Johnson was similarly useless in implementing effective measures to enforce border controls and get a grip on an explosion in illegal immigration. When he did belatedly back the idea of sending illegal arrivals to Rwanda, a swathe of liberal-minded Tory MPs used it against him in their battle to bring him down, with Hereford’s Jesse Norman branding the policy ‘ugly’.

Johnson never made a speech about family policy in his three years in Downing Street, perhaps because he had started so many families himself. But Rishi Sunak also appears reluctant to speak up for marriage and the benefits to children of growing up in stable two-parent families.

Sunak was exposed as a fence-sitter on social policy matters earlier this year when, as Chancellor, he was pressed by the radio presenter Julia Hartley-Brewer to give his definition of a woman but refused to endorse her suggestion of ‘an adult human female’.

‘The Prime Minister answered this question brilliantly. If you look at the full thing that he said, I would agree with every word,’ replied Sunak weakly.

Against all this vacillation and seeking out of lines of least resistance we are invited to be reassured by the presence of Kemi Badenoch as the minister in charge of equalities these days: Badenoch who spoke up against critical race theory from the start, who said that Britain was one of the best countries in the world in which to be black, who this week responded with laudable scepticism to the Scottish Parliament’s vote on self-ID, thereby keeping open the prospect of the UK government over-ruling it.

And her presence is indeed reassuring and a promising sign. Had sufficient Tory MPs backed her in the summer leadership contest then she would probably have won among grassroots members and be in Downing Street redefining the future of Conservativism right now. But they didn’t and she isn’t.

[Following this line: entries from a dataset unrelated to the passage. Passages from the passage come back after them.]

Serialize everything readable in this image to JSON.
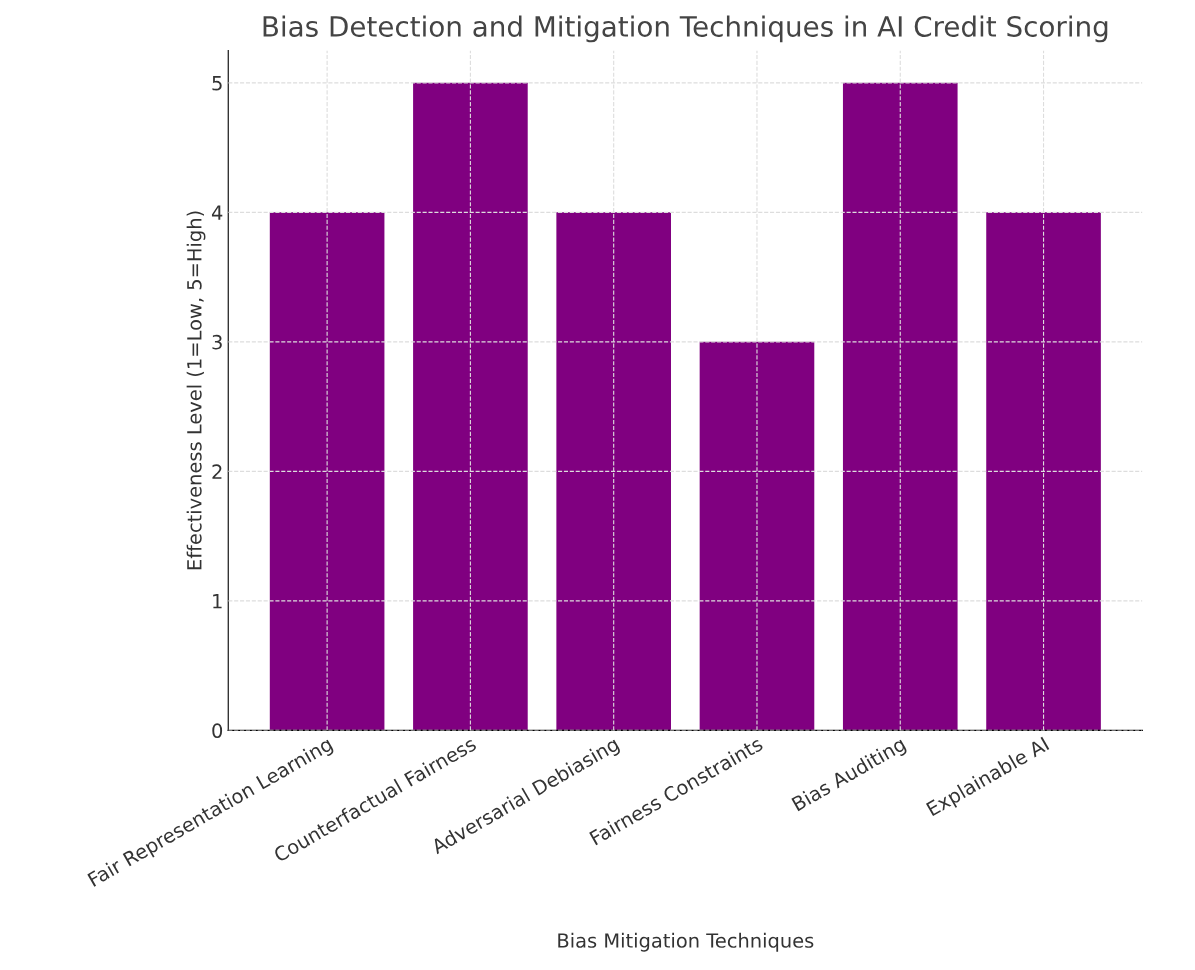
{
  "chart_data": {
    "type": "bar",
    "title": "Bias Detection and Mitigation Techniques in AI Credit Scoring",
    "xlabel": "Bias Mitigation Techniques",
    "ylabel": "Effectiveness Level (1=Low, 5=High)",
    "categories": [
      "Fair Representation Learning",
      "Counterfactual Fairness",
      "Adversarial Debiasing",
      "Fairness Constraints",
      "Bias Auditing",
      "Explainable AI"
    ],
    "values": [
      4,
      5,
      4,
      3,
      5,
      4
    ],
    "color": "#800080",
    "ylim": [
      0,
      5.25
    ],
    "yticks": [
      0,
      1,
      2,
      3,
      4,
      5
    ],
    "grid": true
  }
}
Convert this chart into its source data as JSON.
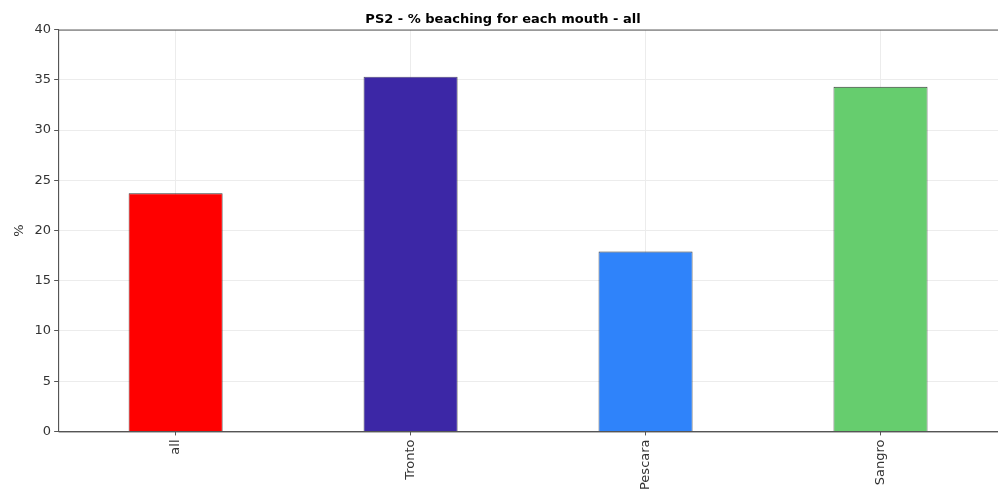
{
  "chart_data": {
    "type": "bar",
    "title": "PS2 - % beaching for each mouth - all",
    "ylabel": "%",
    "categories": [
      "all",
      "Tronto",
      "Pescara",
      "Sangro"
    ],
    "values": [
      23.7,
      35.3,
      17.9,
      34.3
    ],
    "colors": [
      "#ff0000",
      "#3c27a6",
      "#2f83fa",
      "#66cd6e"
    ],
    "ylim": [
      0,
      40
    ],
    "yticks": [
      0,
      5,
      10,
      15,
      20,
      25,
      30,
      35,
      40
    ],
    "grid": true
  }
}
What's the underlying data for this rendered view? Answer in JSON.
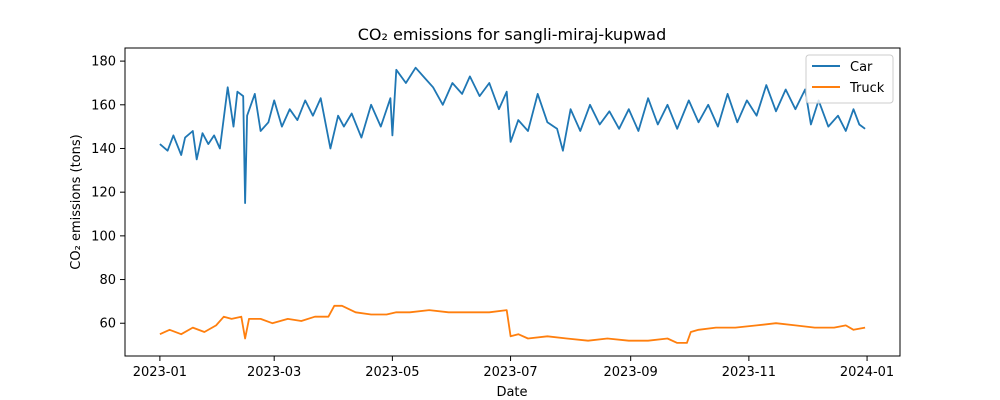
{
  "chart_data": {
    "type": "line",
    "title": "CO₂ emissions for sangli-miraj-kupwad",
    "xlabel": "Date",
    "ylabel": "CO₂ emissions (tons)",
    "xlim": [
      "2022-12-14",
      "2024-01-18"
    ],
    "ylim": [
      45,
      186
    ],
    "x_ticks": [
      "2023-01-01",
      "2023-03-01",
      "2023-05-01",
      "2023-07-01",
      "2023-09-01",
      "2023-11-01",
      "2024-01-01"
    ],
    "x_tick_labels": [
      "2023-01",
      "2023-03",
      "2023-05",
      "2023-07",
      "2023-09",
      "2023-11",
      "2024-01"
    ],
    "y_ticks": [
      60,
      80,
      100,
      120,
      140,
      160,
      180
    ],
    "legend": "top-right",
    "grid": false,
    "series": [
      {
        "name": "Car",
        "color": "#1f77b4",
        "x": [
          "2023-01-01",
          "2023-01-05",
          "2023-01-08",
          "2023-01-12",
          "2023-01-14",
          "2023-01-18",
          "2023-01-20",
          "2023-01-23",
          "2023-01-26",
          "2023-01-29",
          "2023-02-01",
          "2023-02-05",
          "2023-02-08",
          "2023-02-10",
          "2023-02-13",
          "2023-02-14",
          "2023-02-15",
          "2023-02-19",
          "2023-02-22",
          "2023-02-26",
          "2023-03-01",
          "2023-03-05",
          "2023-03-09",
          "2023-03-13",
          "2023-03-17",
          "2023-03-21",
          "2023-03-25",
          "2023-03-30",
          "2023-04-03",
          "2023-04-06",
          "2023-04-10",
          "2023-04-15",
          "2023-04-20",
          "2023-04-25",
          "2023-04-30",
          "2023-05-01",
          "2023-05-03",
          "2023-05-08",
          "2023-05-13",
          "2023-05-18",
          "2023-05-22",
          "2023-05-27",
          "2023-06-01",
          "2023-06-06",
          "2023-06-10",
          "2023-06-15",
          "2023-06-20",
          "2023-06-25",
          "2023-06-29",
          "2023-07-01",
          "2023-07-05",
          "2023-07-10",
          "2023-07-15",
          "2023-07-20",
          "2023-07-25",
          "2023-07-28",
          "2023-08-01",
          "2023-08-06",
          "2023-08-11",
          "2023-08-16",
          "2023-08-21",
          "2023-08-26",
          "2023-08-31",
          "2023-09-05",
          "2023-09-10",
          "2023-09-15",
          "2023-09-20",
          "2023-09-25",
          "2023-10-01",
          "2023-10-06",
          "2023-10-11",
          "2023-10-16",
          "2023-10-21",
          "2023-10-26",
          "2023-10-31",
          "2023-11-05",
          "2023-11-10",
          "2023-11-15",
          "2023-11-20",
          "2023-11-25",
          "2023-11-30",
          "2023-12-03",
          "2023-12-07",
          "2023-12-12",
          "2023-12-17",
          "2023-12-21",
          "2023-12-25",
          "2023-12-28",
          "2023-12-31"
        ],
        "values": [
          142,
          139,
          146,
          137,
          145,
          148,
          135,
          147,
          142,
          146,
          140,
          168,
          150,
          166,
          164,
          115,
          155,
          165,
          148,
          152,
          162,
          150,
          158,
          153,
          162,
          155,
          163,
          140,
          155,
          150,
          156,
          145,
          160,
          150,
          163,
          146,
          176,
          170,
          177,
          172,
          168,
          160,
          170,
          165,
          173,
          164,
          170,
          158,
          166,
          143,
          153,
          148,
          165,
          152,
          149,
          139,
          158,
          148,
          160,
          151,
          157,
          149,
          158,
          148,
          163,
          151,
          160,
          149,
          162,
          152,
          160,
          150,
          165,
          152,
          162,
          155,
          169,
          157,
          167,
          158,
          167,
          151,
          162,
          150,
          155,
          148,
          158,
          151,
          149
        ]
      },
      {
        "name": "Truck",
        "color": "#ff7f0e",
        "x": [
          "2023-01-01",
          "2023-01-06",
          "2023-01-12",
          "2023-01-18",
          "2023-01-24",
          "2023-01-30",
          "2023-02-03",
          "2023-02-07",
          "2023-02-12",
          "2023-02-14",
          "2023-02-16",
          "2023-02-22",
          "2023-02-28",
          "2023-03-08",
          "2023-03-15",
          "2023-03-22",
          "2023-03-29",
          "2023-04-01",
          "2023-04-05",
          "2023-04-12",
          "2023-04-20",
          "2023-04-28",
          "2023-05-03",
          "2023-05-10",
          "2023-05-20",
          "2023-05-30",
          "2023-06-10",
          "2023-06-20",
          "2023-06-29",
          "2023-07-01",
          "2023-07-05",
          "2023-07-10",
          "2023-07-20",
          "2023-07-30",
          "2023-08-10",
          "2023-08-20",
          "2023-08-31",
          "2023-09-10",
          "2023-09-20",
          "2023-09-25",
          "2023-09-30",
          "2023-10-02",
          "2023-10-06",
          "2023-10-15",
          "2023-10-25",
          "2023-11-05",
          "2023-11-15",
          "2023-11-25",
          "2023-12-05",
          "2023-12-15",
          "2023-12-21",
          "2023-12-25",
          "2023-12-31"
        ],
        "values": [
          55,
          57,
          55,
          58,
          56,
          59,
          63,
          62,
          63,
          53,
          62,
          62,
          60,
          62,
          61,
          63,
          63,
          68,
          68,
          65,
          64,
          64,
          65,
          65,
          66,
          65,
          65,
          65,
          66,
          54,
          55,
          53,
          54,
          53,
          52,
          53,
          52,
          52,
          53,
          51,
          51,
          56,
          57,
          58,
          58,
          59,
          60,
          59,
          58,
          58,
          59,
          57,
          58
        ]
      }
    ]
  }
}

Instead, we face the prospect of rooting for her in behind-the-scenes Whitehall battles for the ear of Sunak against the likes of Mordaunt and an ultra-woke mandarin class. After so many battles against the cultural left having been lost or – worse still – never even fought, it is not nearly enough.

We need to be told and to be shown by the man at the very top just what it is that the Conservative party intends to conserve. Right now it looks like nothing. And as one of Shakespeare’s tragic heroes once put it: ‘Nothing will come of nothing.’